鹿児島に来たら芋焼酎を土産にしようと思っていたので、霧島市で焼酎蔵の見学が出来るところを探して訪れる。
見学を終えて焼酎の匂いをたよりに土産を選んだ。
その蔵でも限定販売にしているという霧島でも珍しい紫芋を使った芋焼酎を購入してみた。
味は帰ってからのお楽しみだ。
午後は桜島を観に行こうと思い、桜島に一番近い道の駅を目指す。
その道の駅には温泉施設がついていて今日はそこで休もうと考えていたが、定休日であったために桜島の中にある温泉へ行くことにした。
桜島は遠くからみて煙を吹いているところも衝撃的であったが、実際に訪れてみるとまた圧巻であった。
溶岩石がごろごろと転がって景色を支配してるのは今まで見たことのない不思議なものだった。

(写真)桜島
肝心の温泉を探して、桜島を進んで行くと幾つかの旅館やホテルで日帰り入浴をやっている様子が伺えた。
その中で「町の駅」という看板と入口の窓が曇っていて、いかにも温泉のようだった建物が気になって入ってみると、そこは温泉ではなく桜島の観光を案内する観光案内所であった。
ちょっとがっかりはしたが、温泉の場所や料金が書いてあるパネルがあったので、それを見ていると先客であった婦人にミカンを頂いた。
じつは建物に入る前から、駐車場に停めてあった横浜ナンバーの車は気になっていたのだが、その持ち主であるご家族の婦人であった。

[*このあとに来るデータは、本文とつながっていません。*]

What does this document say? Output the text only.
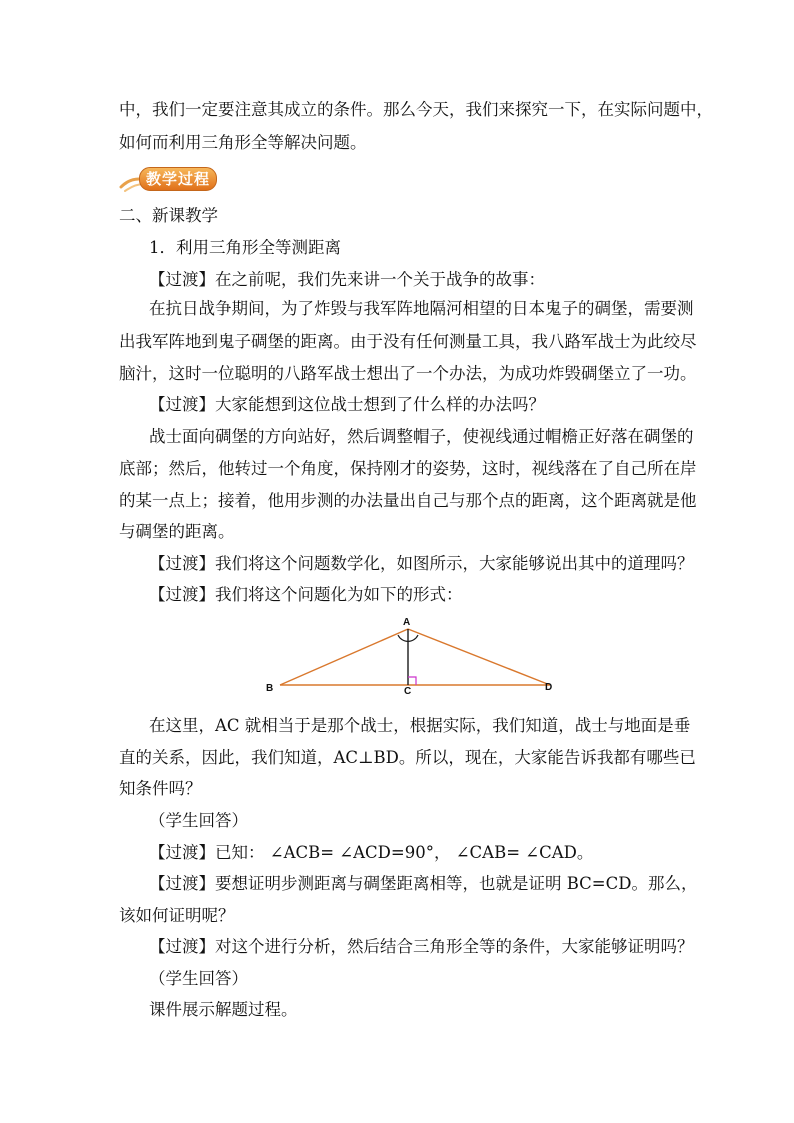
中，我们一定要注意其成立的条件。那么今天，我们来探究一下，在实际问题中，
如何而利用三角形全等解决问题。
教学过程
二、新课教学
1．利用三角形全等测距离
【过渡】在之前呢，我们先来讲一个关于战争的故事：
在抗日战争期间，为了炸毁与我军阵地隔河相望的日本鬼子的碉堡，需要测
出我军阵地到鬼子碉堡的距离。由于没有任何测量工具，我八路军战士为此绞尽
脑汁，这时一位聪明的八路军战士想出了一个办法，为成功炸毁碉堡立了一功。
【过渡】大家能想到这位战士想到了什么样的办法吗？
战士面向碉堡的方向站好，然后调整帽子，使视线通过帽檐正好落在碉堡的
底部；然后，他转过一个角度，保持刚才的姿势，这时，视线落在了自己所在岸
的某一点上；接着，他用步测的办法量出自己与那个点的距离，这个距离就是他
与碉堡的距离。
【过渡】我们将这个问题数学化，如图所示，大家能够说出其中的道理吗？
【过渡】我们将这个问题化为如下的形式：
A
B	C	D
在这里，AC 就相当于是那个战士，根据实际，我们知道，战士与地面是垂
直的关系，因此，我们知道，AC⊥BD。所以，现在，大家能告诉我都有哪些已
知条件吗？
（学生回答）
【过渡】已知： ∠ACB= ∠ACD=90°， ∠CAB= ∠CAD。
【过渡】要想证明步测距离与碉堡距离相等，也就是证明 BC=CD。那么，
该如何证明呢？
【过渡】对这个进行分析，然后结合三角形全等的条件，大家能够证明吗？
（学生回答）
课件展示解题过程。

少し前までは横浜に住んでいて今は霧島市に住まいがあるという話で、東京や横浜、今の旅行の話などをしているうちに、「これから知人のライブが宮崎県の古民家(宮崎と鹿児島の県境にあった)を改装したカフェで催されるので、それを一緒に観に行ってそのまま家に泊まっていったらどうだろうか」と誘われた。
この旅行では暗くなってからは車でうずくまってばかりで、夜に何か楽しいことがあるなんてことはなかったのでふたつ返事で快諾してお世話になることにした。
名刺交換をしてみるとそのご家族のお父さんは整体師をされていて、霧島の自宅兼職場にはよく旅人や整体のお客さんが泊まっていくそうで御縁帳(泊まっていった人が記すなんでもノート)なるものまであるらしく、とても面白い人たちだった。
そのままライブに行く前に、地元の人しか使わないという無人の温泉(入浴料100円!記録更新)を案内してもらって一緒に風呂に入り、一度お宅を案内してもらった。
その後、車に同乗してライブに行ってみるとそこは築何年だろうかという雰囲気のある建物で、ライブもとても素敵だった。
さらにお宅に帰ってきてからは、念願の芋焼酎まで頂いてしまって夜も深くまで話しこんでしまった。
この旅行でも最高に長く、また最高に面白い一日であった。
そして、こんな出会いを与えてくれた偶然の数々に感謝したいなんて思っていると。
「偶然なんかじゃなく様々な出会いは必然なんだよ。」
と言われて、なるほどそれもそうかもしれないななんて妙に納得してしまった。
とにかくそんな訳で、この日に起こったこと全てをここに記すことは出来そうにないが、その夜は布団で眠られる喜びと旅行の素晴らしき出会いを十分に感じて眠りについたことは間違いないと思う。